Another State Wants To Make Sure ‘Stealthing’ Is Legally Considered Rape
California assemblywoman Cristina Garcia introduced a bill yesterday that will include “stealthing” (the act of removing a condom without consent mid-sex) in the state’s definition of rape.
The act of stealthing has recently garnered a lot of media attention and subsequent legal action, after a paper by Alexandra Brodsky was published in the Columbia Journal of Gender and Law. In the paper, Brodsky interviewed victims of the disgusting act and concluded “’stealthing’ doesn’t just ‘feel violent’ — it is.”
With that, she urged U.S. officials to take the legal measures necessary to protect victims of stealthing.
The state of Wisconsin was the first to answer her call to action with a proposed a bill that marked stealthing as an act of sexual assault in the eyes of the law.

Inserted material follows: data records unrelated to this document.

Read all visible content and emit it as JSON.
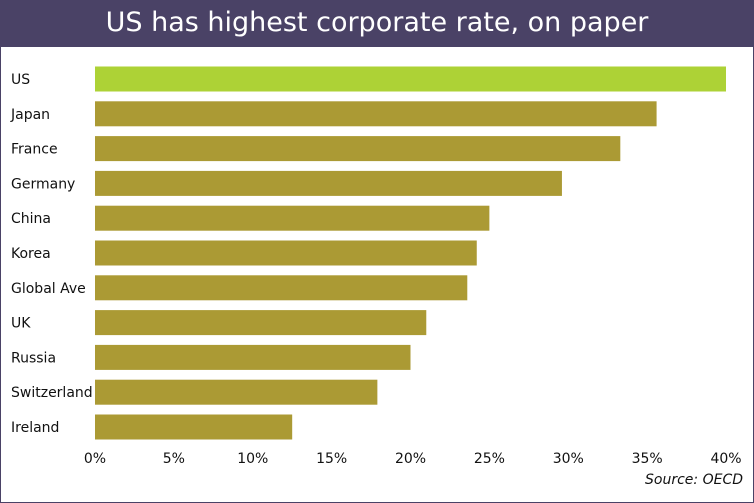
{
  "title": "US has highest corporate rate, on paper",
  "source": "Source: OECD",
  "colors": {
    "header": "#4a4266",
    "highlight": "#add236",
    "bar": "#ab9a34"
  },
  "chart_data": {
    "type": "bar",
    "orientation": "horizontal",
    "title": "US has highest corporate rate, on paper",
    "categories": [
      "US",
      "Japan",
      "France",
      "Germany",
      "China",
      "Korea",
      "Global Ave",
      "UK",
      "Russia",
      "Switzerland",
      "Ireland"
    ],
    "values": [
      40,
      35.6,
      33.3,
      29.6,
      25,
      24.2,
      23.6,
      21,
      20,
      17.9,
      12.5
    ],
    "highlight": "US",
    "xlim": [
      0,
      40
    ],
    "xticks": [
      0,
      5,
      10,
      15,
      20,
      25,
      30,
      35,
      40
    ],
    "xtick_labels": [
      "0%",
      "5%",
      "10%",
      "15%",
      "20%",
      "25%",
      "30%",
      "35%",
      "40%"
    ],
    "grid": false,
    "legend": "none"
  }
}
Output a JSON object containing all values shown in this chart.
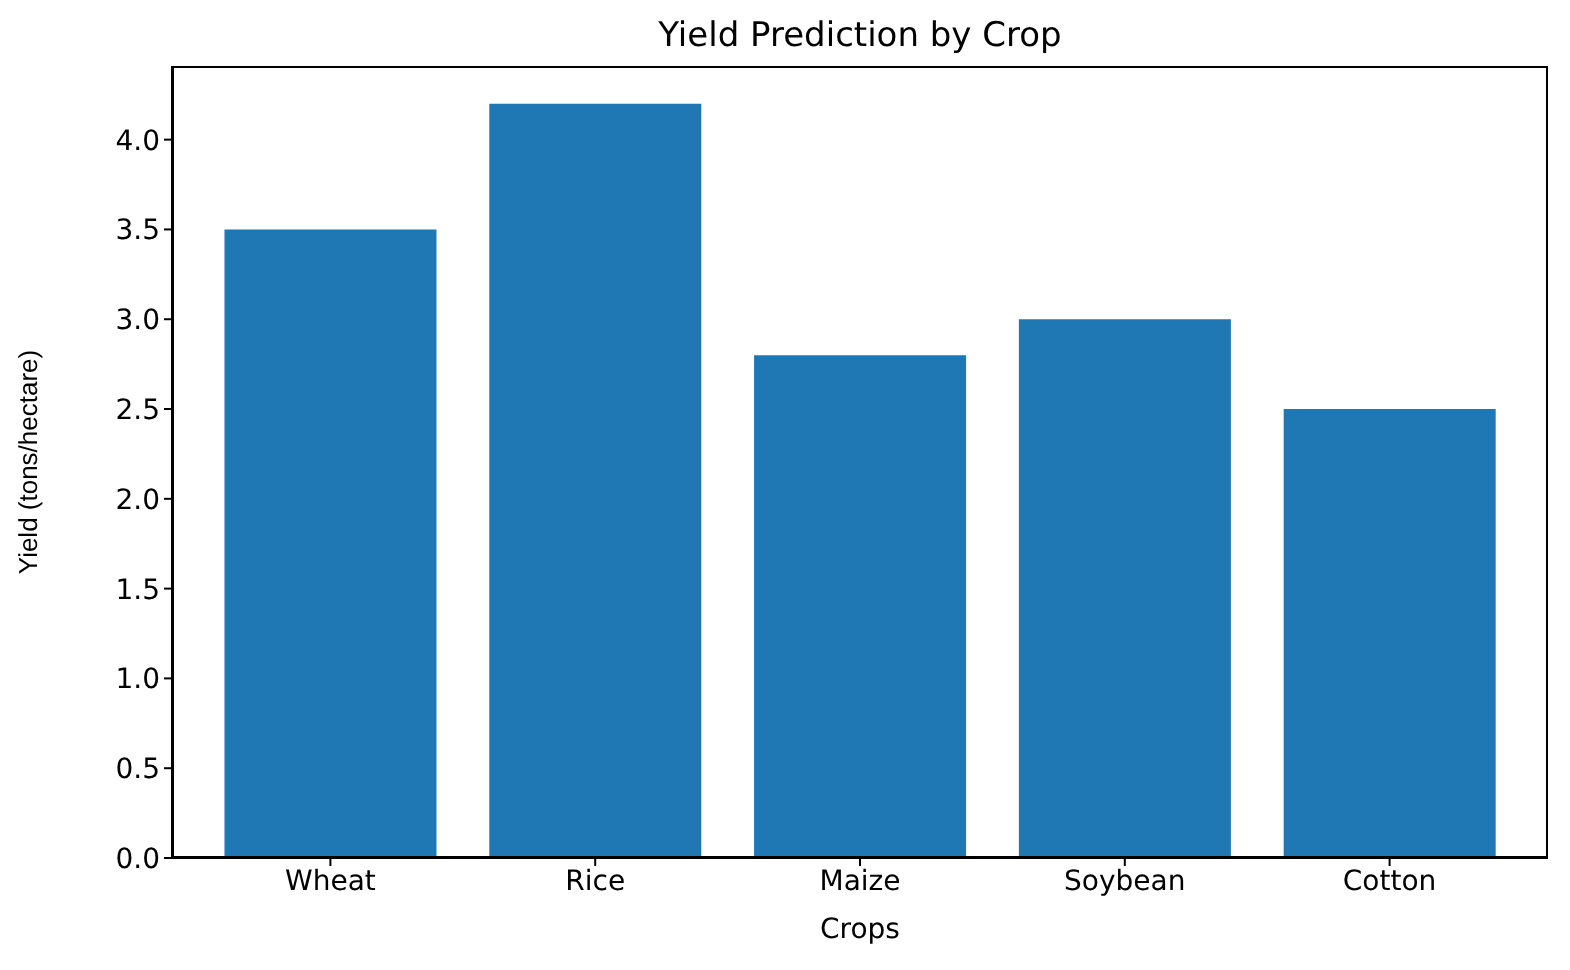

Now, California is not only following suit, but Garcia is taking things one step further by proposing that we include the act in the definition of rape.
At the Planned Parenthood Day of Action Rally in Sacramento — where the bill was proposed — Garcia (who also chairs the Legislative Women’s Caucus) made her stance on stealthing abundantly clear.
“Stealthing is rape,” she said. “Penetration without consent is rape.”
Right now, the state of California defines rape as “penetration, by a body part of a foreign object, without consent.” And Garcia makes the valid argument that stealthing should fall under this umbrella because penetration happens without consent during stealthing.
In addition to that, stealthing victims are exposed to all sorts of sexually transmitted diseases, not to mention the possibility of an unwanted pregnancy.
That all being said, there is nothing written in California law that specifically defines the act of stealthing as “rape.” So with her proposed bill, AB 1033, Garcia hopes to change that.
Garcia also makes it clear that, beyond being a criminal justice issue, stealthing is also a feminist issue.
“Stealthing is another sign that some men think they can still own our bodies,” she explained. “I hope all the men out there blogging are paying attention because in California we’re going to lead the nation in ending the ‘trend’ now.”